I do not mean that. I assumed MixedNuts was parodying the people I was referring to that don’t understand Darwinian evolution (but think they do), since his argument makes the same kind of error (“directional”, teleological evolution) I was lamenting.
The same is true of religion, but that doesn’t stop us from talking about it.
Yeah. I’d guess the key difference between religion-on-LW and economics-on-LW is a more boring one: opinion homogeneity. As of a year ago we had something like consensus on atheism (92.3% atheist & agnostic vs. 6.3% deist/pantheist/theist) but a more even split on politics, a proxy for economic opinions (32.3% libertarian, 27.1% socialist & communist, 34.5% liberal, and 2.8% conservative).
Were 92% of us libertarian, but >25% theist, we might regard economics as a basically solved issue that rarely caused arguments, while repeatedly bickering about theism and wondering why theism was relatively mindkilling.
This is because of selection effects more than anything else.
I would advise you to be careful about deciding whether an issue is solved on the basis of whether the people on the other side of it happen to hang out in the same place you do.
I’m describing what could happen on a counterfactual LW, not what should happen.
I don’t intend to decide whether an issue’s solved on the basis of whether people I hang out with agree with me. But I recognize that I’m human (as are you), with the accompanying cognitive biases, and the reference class forecast isn’t a sunny one.

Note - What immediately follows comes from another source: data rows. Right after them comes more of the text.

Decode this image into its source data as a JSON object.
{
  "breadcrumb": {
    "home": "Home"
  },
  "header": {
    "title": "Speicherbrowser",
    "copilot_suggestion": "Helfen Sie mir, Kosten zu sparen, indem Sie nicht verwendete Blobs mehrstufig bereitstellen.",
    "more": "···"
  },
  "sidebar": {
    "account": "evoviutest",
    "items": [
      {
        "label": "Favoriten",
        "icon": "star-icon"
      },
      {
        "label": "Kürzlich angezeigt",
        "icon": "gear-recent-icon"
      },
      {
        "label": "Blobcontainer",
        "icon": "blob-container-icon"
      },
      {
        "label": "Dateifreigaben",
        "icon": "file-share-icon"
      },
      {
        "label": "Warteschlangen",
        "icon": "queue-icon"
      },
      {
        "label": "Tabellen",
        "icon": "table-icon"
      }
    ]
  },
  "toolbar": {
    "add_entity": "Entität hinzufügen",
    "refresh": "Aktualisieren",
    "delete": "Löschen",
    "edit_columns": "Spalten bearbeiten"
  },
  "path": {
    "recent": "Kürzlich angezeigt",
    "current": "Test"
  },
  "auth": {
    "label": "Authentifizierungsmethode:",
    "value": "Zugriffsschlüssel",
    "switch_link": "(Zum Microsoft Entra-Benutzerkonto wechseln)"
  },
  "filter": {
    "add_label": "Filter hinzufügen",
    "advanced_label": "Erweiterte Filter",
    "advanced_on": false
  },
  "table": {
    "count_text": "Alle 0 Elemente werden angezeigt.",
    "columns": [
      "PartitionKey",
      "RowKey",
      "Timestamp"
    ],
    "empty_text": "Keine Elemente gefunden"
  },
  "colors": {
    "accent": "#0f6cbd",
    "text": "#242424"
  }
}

You’re absolutely right, but how would we avoid talking about it if we wanted to?
Religions are typically anti-reductionist in some way. You generally can’t can’t discuss how to take reality apart into pieces without conflicting with someone’s religion.
Religions typically specifically deal with eschatology. There’s little room for agreement about instrumental rationality or existential risk if your utility function is overwhelmed by “what happens to their souls for eternity after death” or if you consider the fate of humanity to be an actual fate decided by higher powers rather than our own actions.
(There might still be room to talk about religion more politely, though.)